Pas de la grande littérature, mais il lit

« Max est hyperconnecté. C'est sûr, il lit moins que nous à son âge. Mais il lit. C'est déjà ça. Il lit quelques articles qui l'intéressent, que ses amis Facebook partagent, il suit l'actualité sportive, people... Ce n'est pas de la grande littérature mais je peux comprendre que ça ne l'emballe pas. »
Chantal, maman de Maxime, 17 ans

Un objet resté précieux

« Dès que je passe devant une librairie, je m'arrête et je cherche un style qui lui plaît. Je lui prends souvent un policier. Il aime toujours le livre papier. Sur ordinateur, il ne fait pas de lecture. L’objet est important pour lui. Et il aime échanger ses livres avec les copains. »
Anne, maman d’Arthur, 12 ans

À bas Balzac !

« J'en ai vraiment marre des livres qu'on nous donne à lire à l'école. Ils sont souvent ch... et j'arrive jamais à les finir. Au moins, sur booktube ou sur les blogs, je peux trouver autre chose que Balzac, Zola et compagnie. »
Juliette, 17 ans

L’amour encore

« Je n'aime pas lire. Je préfère sortir avec mes potes. Mais j'ai quand même lu Cinquante nuances de Grey. Tous les tomes d'une traite. Pour que je lise un livre, il faut que son titre et la quatrième couverture me plaisent. Et puis que ça parle d’amour, sinon je ne l'ouvre pas. »
Tania, 16 ans

Le mot des experts

« Internet joue un rôle central dans l’évolution des habitudes de lecture, pour le pire comme pour le meilleur. Il y a énormément d’objets qui peuvent fonctionner comme des divertissements, surtout sur leur téléphone qui leur permet d’accéder à internet, y compris en classe.
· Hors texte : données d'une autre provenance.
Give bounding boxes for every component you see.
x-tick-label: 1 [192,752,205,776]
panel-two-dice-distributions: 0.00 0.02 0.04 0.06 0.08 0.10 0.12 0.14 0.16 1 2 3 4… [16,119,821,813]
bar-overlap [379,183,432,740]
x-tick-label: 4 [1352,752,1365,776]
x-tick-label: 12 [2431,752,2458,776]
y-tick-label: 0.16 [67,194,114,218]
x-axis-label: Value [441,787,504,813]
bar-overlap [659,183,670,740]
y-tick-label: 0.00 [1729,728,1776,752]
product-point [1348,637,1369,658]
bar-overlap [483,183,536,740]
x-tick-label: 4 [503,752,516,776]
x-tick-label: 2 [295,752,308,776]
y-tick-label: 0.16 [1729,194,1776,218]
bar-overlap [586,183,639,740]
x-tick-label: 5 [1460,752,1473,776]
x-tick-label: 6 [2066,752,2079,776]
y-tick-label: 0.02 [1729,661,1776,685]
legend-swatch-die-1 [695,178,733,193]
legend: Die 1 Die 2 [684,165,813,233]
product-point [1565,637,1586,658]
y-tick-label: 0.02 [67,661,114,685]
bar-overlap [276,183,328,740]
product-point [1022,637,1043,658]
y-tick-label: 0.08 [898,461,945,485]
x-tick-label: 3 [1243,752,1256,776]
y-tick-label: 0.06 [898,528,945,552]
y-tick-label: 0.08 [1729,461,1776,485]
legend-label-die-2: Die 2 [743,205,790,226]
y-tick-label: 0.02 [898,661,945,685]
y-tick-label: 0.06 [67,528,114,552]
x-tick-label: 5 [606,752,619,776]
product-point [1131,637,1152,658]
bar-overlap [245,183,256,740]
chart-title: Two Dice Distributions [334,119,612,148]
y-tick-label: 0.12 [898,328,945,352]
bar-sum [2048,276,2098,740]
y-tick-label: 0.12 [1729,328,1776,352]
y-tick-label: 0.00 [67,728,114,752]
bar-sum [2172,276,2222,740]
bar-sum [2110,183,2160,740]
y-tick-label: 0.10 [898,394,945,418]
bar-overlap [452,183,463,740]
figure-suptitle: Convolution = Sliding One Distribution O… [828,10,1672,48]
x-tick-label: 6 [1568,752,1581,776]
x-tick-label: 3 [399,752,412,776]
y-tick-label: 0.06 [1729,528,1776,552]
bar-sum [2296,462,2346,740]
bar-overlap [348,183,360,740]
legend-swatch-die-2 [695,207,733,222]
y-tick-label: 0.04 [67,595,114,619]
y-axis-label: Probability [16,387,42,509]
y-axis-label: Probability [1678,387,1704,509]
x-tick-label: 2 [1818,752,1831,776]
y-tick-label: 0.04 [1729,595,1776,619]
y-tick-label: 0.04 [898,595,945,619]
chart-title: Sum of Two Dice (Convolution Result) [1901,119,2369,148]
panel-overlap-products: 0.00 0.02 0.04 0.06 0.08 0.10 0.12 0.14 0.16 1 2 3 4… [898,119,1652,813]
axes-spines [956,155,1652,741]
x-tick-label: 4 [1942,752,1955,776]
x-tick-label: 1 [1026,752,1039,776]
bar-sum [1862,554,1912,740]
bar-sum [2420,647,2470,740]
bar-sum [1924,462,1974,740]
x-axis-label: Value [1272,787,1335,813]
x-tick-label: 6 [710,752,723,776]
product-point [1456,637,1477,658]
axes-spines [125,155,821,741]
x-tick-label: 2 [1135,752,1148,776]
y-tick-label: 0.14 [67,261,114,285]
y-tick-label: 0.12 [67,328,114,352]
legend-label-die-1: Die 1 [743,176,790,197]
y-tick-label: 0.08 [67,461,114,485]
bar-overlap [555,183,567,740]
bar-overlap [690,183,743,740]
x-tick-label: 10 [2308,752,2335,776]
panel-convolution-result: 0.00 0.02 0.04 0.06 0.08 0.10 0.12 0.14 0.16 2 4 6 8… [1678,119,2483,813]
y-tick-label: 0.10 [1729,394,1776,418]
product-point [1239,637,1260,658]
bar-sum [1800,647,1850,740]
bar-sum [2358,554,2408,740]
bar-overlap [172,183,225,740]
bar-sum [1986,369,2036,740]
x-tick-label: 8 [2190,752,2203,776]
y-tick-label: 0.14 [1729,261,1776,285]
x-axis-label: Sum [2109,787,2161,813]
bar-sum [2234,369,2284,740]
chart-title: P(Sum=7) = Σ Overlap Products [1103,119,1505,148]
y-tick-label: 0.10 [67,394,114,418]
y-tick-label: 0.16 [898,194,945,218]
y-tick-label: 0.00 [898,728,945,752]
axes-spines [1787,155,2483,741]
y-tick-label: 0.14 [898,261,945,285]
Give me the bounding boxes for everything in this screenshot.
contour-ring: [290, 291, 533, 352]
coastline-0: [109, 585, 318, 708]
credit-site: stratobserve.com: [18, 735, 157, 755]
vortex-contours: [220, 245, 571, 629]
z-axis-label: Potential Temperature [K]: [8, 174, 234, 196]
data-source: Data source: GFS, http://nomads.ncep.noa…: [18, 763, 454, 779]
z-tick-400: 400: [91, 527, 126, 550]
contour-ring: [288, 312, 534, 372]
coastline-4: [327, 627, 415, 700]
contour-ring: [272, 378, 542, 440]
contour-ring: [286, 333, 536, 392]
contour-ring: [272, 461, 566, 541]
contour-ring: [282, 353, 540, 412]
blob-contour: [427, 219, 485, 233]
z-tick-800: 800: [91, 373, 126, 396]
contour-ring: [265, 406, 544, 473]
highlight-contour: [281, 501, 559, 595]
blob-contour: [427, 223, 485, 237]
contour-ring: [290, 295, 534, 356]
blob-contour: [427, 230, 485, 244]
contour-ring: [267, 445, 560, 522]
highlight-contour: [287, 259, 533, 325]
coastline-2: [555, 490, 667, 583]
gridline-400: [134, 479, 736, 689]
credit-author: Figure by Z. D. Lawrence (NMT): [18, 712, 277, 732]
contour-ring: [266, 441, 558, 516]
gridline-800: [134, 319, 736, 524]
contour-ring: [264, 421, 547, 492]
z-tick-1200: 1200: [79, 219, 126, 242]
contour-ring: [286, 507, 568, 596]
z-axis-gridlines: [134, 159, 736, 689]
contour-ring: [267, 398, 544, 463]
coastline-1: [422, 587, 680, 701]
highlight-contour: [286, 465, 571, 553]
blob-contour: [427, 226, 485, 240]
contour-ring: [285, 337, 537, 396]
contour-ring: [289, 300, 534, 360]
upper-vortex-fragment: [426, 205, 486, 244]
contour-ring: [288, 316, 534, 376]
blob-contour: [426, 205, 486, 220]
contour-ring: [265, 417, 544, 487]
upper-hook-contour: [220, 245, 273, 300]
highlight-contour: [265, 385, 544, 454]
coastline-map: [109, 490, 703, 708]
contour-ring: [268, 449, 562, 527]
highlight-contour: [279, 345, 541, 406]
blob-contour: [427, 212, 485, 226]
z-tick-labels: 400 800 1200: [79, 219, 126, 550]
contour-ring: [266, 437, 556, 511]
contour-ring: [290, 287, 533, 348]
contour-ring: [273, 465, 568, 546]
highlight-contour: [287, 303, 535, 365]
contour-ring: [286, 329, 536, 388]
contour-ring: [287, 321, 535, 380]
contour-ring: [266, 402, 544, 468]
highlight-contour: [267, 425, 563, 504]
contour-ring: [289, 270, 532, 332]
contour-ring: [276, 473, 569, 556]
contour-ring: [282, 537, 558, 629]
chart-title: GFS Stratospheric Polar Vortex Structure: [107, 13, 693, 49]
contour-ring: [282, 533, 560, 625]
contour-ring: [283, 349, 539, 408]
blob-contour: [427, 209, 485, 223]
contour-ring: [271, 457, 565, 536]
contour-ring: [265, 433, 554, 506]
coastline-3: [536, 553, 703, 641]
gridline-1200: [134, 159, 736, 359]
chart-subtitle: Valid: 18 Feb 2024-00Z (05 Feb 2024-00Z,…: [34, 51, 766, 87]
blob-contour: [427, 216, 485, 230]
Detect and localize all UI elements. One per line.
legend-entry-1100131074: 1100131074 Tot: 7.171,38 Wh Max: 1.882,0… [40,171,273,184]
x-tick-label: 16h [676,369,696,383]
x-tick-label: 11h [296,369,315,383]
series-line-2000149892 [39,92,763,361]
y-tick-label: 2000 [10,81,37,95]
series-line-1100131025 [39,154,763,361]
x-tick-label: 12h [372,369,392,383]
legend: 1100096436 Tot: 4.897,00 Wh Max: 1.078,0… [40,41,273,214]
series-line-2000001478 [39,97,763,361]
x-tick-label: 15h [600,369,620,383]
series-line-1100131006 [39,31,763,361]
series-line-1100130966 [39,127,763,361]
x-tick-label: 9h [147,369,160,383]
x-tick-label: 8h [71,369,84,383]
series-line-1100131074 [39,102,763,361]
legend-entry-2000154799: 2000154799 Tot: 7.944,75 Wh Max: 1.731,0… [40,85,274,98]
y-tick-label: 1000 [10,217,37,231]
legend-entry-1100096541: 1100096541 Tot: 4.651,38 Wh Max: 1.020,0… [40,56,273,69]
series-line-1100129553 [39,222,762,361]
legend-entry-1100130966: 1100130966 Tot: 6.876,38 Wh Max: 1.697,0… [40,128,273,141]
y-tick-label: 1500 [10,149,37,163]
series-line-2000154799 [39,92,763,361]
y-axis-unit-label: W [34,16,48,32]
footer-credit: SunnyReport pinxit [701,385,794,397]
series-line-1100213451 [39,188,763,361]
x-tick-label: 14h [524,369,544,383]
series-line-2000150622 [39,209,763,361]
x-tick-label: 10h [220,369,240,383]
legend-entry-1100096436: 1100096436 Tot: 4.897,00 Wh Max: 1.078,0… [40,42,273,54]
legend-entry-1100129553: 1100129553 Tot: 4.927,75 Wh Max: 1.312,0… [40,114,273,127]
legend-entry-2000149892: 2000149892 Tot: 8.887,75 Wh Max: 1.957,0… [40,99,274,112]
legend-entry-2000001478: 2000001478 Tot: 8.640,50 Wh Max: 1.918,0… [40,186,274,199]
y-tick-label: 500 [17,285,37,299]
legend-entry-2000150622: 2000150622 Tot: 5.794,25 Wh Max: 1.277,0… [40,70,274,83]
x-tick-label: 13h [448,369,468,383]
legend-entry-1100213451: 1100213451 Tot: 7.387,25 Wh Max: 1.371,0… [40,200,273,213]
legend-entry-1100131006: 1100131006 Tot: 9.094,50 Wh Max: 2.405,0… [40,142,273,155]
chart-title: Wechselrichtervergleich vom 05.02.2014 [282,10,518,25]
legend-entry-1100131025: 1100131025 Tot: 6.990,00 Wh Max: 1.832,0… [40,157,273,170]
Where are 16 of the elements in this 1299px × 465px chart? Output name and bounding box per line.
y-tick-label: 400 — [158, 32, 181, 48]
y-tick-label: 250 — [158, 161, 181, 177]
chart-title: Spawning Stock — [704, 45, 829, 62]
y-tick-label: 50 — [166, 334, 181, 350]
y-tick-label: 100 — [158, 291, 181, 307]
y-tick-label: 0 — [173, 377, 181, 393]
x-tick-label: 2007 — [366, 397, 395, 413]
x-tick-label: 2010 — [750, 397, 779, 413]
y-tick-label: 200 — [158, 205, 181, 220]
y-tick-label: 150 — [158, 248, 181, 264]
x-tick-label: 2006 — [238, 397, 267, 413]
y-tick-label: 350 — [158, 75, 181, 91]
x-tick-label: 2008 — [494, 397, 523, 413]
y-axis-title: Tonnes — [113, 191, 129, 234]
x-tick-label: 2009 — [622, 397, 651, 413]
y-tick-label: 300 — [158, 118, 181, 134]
Mais cet outil peut aussi être très intéressant, car ils y lisent des choses très différentes, que ce soit sur Twitter ou ailleurs », souligne Christelle, professeur de français.
Pour l’écrivain Alain Mabanckou, « comme nous, les jeunes lisent parce qu’ils ont besoin d’aller quelque part. Si vous écrivez des choses éloignées de leurs préoccupations, comme tous lecteurs, ils vont fuir. Prendre en compte la réalité des jeunes est très important, même si l’histoire d'une œuvre se déroule dans le passé. Il faut montrer comment le roman balzacien répond à des questions actuelles. Il faut leur expliquer que même la littérature la plus classique peut être datée mais avoir la force de l’actualité. Si on veut parler littérature avec les jeunes, comme quand on écrit, il faut appliquer la concordance des temps. »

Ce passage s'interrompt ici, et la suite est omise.